I’d like a second opinion on brms model specifications for a group-level term that I’ve intended to encompass the spatial sampling design used for data collection. My response variable is individual level physiological condition
of fish (non-negative, continuous). The sampling design on a survey uses sampling strata
, and within each of the 7 strata, up to 5 fish are sampled at a single station
within the strata (although sometimes only a single fish is collected at a given station). While the variation in physiological condition attributed to strata or station is not of interest to the study question, I would anticipate that fish collected at the same station, or within the same region might be more similar in condition, hence why I assumed I should include a group-level effect. My covariates of interest include both an individual-level covariate, fish_size
, and two station-level covariates, temperature
, and fish_density
. Any fish collected at the same station have the same temperature and fish_density covariates. There are 499 fish condition observations and 109 stations sampled across 4 sampling years
I specified the following model formula using a nested group-level effect: condition ~ fish_size + s(temperature) + s(fish_density) + (1|strata/station)
. However, loo() indicated 15 observations with a pareto_k > 0.7. I assume this is because in instances where there is only 1 fish sampled at a given station, removing all observations causes the posterior to change a lot. Unsurprisingly, when I revise the group-level effect to (1|station)
, I get the same pareto-k warning, and an additional warning that the Tail ESS is too low. If I just use (1|strata)

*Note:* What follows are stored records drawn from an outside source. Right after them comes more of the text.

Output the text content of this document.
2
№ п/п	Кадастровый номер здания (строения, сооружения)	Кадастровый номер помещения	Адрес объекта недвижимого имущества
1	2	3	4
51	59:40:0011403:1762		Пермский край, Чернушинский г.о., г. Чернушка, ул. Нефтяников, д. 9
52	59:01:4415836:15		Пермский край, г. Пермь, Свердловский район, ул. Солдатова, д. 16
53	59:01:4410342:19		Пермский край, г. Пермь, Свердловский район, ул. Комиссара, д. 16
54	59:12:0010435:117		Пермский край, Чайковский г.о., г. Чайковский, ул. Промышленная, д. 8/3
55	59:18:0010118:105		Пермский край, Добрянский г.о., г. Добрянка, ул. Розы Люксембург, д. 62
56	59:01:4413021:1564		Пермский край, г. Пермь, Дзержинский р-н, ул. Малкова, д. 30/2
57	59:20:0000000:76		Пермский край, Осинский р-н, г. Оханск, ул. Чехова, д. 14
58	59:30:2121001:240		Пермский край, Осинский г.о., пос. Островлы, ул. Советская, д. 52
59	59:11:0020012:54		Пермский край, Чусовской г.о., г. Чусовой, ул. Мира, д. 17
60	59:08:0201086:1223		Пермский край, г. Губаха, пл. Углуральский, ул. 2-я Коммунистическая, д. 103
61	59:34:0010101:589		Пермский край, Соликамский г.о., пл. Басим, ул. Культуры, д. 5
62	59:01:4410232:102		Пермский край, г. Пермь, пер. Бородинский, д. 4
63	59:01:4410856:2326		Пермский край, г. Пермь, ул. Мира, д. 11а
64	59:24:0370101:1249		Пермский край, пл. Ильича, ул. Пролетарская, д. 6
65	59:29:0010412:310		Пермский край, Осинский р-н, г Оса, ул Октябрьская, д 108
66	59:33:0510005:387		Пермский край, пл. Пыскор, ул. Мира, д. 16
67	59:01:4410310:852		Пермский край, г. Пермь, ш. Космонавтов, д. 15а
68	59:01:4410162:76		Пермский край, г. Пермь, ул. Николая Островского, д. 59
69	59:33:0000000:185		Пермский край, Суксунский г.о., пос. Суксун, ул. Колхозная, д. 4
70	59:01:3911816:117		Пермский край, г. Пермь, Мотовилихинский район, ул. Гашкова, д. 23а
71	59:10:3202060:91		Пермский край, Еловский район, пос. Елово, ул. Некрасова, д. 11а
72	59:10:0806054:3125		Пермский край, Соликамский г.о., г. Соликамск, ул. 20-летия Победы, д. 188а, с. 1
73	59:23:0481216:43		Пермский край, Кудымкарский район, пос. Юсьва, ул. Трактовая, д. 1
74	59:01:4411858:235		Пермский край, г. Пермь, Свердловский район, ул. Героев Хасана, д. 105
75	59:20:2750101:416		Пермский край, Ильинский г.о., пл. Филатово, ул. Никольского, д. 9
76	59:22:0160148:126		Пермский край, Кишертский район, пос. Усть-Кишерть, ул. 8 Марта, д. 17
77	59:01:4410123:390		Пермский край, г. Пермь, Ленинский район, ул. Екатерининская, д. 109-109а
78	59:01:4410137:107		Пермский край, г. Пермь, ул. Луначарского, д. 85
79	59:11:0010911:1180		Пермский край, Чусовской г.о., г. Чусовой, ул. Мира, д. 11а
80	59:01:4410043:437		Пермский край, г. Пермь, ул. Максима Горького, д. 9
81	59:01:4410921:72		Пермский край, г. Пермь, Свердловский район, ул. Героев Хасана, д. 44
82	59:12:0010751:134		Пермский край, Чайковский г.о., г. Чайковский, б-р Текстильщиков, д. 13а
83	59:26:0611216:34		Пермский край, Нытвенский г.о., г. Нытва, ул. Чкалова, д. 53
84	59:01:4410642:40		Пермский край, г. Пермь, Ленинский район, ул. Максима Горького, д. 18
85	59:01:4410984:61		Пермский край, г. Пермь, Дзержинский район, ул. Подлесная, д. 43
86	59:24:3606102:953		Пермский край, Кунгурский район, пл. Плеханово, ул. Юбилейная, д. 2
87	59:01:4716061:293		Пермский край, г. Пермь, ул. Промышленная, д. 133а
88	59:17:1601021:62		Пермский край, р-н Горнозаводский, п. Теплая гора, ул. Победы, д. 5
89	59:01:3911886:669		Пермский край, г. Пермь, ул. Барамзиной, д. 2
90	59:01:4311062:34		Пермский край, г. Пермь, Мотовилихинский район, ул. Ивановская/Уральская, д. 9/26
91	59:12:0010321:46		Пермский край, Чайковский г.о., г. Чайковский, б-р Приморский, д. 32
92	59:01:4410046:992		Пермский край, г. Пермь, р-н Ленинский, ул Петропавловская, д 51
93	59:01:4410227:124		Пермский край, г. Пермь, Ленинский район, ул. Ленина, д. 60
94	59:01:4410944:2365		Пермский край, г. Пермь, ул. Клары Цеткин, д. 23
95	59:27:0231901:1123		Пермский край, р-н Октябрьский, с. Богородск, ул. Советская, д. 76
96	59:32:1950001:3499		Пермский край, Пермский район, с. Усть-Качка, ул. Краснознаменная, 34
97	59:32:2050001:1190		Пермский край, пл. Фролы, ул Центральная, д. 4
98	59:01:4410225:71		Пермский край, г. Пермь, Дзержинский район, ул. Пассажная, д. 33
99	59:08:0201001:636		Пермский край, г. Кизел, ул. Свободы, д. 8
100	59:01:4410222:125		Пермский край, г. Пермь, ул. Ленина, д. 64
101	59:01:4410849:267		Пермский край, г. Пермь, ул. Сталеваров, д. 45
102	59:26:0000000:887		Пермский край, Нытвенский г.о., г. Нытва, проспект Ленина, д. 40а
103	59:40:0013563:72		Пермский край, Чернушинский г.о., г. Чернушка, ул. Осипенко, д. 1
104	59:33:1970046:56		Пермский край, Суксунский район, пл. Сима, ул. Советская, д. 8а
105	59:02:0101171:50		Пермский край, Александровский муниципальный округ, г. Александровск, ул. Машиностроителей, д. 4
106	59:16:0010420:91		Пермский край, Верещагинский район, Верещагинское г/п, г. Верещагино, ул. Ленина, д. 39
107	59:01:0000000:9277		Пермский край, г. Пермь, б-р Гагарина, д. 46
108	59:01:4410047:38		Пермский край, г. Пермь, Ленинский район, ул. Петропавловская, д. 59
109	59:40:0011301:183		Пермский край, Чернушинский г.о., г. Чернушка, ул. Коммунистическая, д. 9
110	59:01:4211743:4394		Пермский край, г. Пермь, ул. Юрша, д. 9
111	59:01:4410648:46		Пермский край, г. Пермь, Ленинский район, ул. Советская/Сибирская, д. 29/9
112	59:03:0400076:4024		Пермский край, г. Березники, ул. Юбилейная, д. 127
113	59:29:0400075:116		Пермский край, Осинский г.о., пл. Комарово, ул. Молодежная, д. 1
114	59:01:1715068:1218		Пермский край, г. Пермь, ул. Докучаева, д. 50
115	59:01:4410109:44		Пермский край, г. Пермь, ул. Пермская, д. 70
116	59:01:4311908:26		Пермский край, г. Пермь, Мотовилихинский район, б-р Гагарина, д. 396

, there are no issues with the model run, nor loo(). A few specific questions below:
- If several of my population-level covariates vary at the
station
grouping level, is it appropriate to then usestation
in the group-level effect? Or should I not even include a group-level effect at all? I’m struggling to understand what’s correct in terms of model specification and what’s not given the underlying data structure, and if a nested group-level effect is warranted. - Is a model misspecification that seems to be implied from the warnings I’m getting most likely due to misspecification of the group-level effect, or something larger than that (e.g. distribution, or priors)? ppc plots for all the models don’t look terrible, although the posterior distribution mean is slightly below the observed data mean - probably why I’m getting high pareto k values?